Pourbaix Diagram In Environmental Chemistry
Pourbaix diagrams are very useful to identify the nature chemical species in different pH environment.
The figure contains additional information on the stability of water. The lines at 1.23 V and 0.00 V represent the redox chemistry of water. At 1.23 V water is being oxidised to oxygen. At 0.00 V the water is reduced to hydrogen. As labelled in Fig.1, there are 3 regions where behaviour of water is represented. The middle region is where the water in "stable state".
Note: These voltages are obtained at 298 K. In order to derive these lines, you can use Nernst Equation (where gradient is: -RT/nF, as the both reactions involve 2 electrons the gradient is the same in both cases.)

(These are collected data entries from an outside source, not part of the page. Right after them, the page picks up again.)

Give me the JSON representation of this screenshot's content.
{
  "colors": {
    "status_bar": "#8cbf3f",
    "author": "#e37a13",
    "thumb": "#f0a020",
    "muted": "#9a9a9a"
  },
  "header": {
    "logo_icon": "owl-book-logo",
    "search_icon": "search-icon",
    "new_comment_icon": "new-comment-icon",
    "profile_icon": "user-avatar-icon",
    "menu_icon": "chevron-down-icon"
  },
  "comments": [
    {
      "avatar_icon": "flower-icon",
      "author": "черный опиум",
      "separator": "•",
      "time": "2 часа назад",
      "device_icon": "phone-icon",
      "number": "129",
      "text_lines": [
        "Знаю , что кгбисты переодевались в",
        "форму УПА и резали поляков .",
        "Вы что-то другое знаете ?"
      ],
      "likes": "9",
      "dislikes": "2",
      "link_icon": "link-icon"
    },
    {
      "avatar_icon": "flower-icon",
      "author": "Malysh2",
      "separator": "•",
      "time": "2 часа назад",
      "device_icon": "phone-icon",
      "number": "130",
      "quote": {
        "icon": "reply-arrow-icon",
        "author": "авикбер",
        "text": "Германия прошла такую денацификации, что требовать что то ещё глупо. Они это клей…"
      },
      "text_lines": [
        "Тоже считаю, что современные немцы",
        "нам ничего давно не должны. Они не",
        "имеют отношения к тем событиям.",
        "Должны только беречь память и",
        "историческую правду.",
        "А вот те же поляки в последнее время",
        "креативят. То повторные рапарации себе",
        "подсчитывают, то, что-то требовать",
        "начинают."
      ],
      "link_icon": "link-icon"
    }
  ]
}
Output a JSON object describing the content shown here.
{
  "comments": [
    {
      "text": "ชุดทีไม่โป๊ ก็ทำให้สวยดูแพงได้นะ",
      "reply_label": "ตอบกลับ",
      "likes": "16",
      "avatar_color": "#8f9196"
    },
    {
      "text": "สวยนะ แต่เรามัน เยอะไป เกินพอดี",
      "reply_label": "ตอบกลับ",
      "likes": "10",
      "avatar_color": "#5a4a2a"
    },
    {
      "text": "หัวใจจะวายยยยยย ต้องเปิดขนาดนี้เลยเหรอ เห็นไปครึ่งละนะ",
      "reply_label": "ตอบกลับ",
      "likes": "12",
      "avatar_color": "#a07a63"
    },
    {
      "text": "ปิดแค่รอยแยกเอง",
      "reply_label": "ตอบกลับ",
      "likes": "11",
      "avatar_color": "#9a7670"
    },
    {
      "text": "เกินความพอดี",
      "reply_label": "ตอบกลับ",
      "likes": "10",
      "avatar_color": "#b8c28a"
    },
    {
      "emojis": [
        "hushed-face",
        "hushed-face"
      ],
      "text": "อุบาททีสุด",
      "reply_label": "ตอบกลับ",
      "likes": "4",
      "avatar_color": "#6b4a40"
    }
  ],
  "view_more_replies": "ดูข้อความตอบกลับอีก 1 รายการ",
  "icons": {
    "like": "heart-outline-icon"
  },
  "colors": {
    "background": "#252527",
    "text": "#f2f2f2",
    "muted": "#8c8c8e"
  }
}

Figure 1: Stability of water.
Now moving on to iron. Overlapping water behaviour and iron as in Fig.2. (The dashed lines - redox chemistry of water). In the case of water, knowing the pH given you can predict the behaviour of iron. For the sake of understanding how to utilise the Pourbaix diagrams.
Assuming you are analysing alkaline lake (high pH: 10-12) and assume there is not much oxygen content (to utilise also the y-axis, low oxygen level - E decreases). In Fig.2, the region of your interest is pH 10-12 and since low oxygen, and region around 0.00 V. The Pourbaix indidicates that at these conditions you can have some amounts of Fe(OH)2, Fe(OH)3.
Figure 2: Analysis of Iron species in 1 M of water (298 K).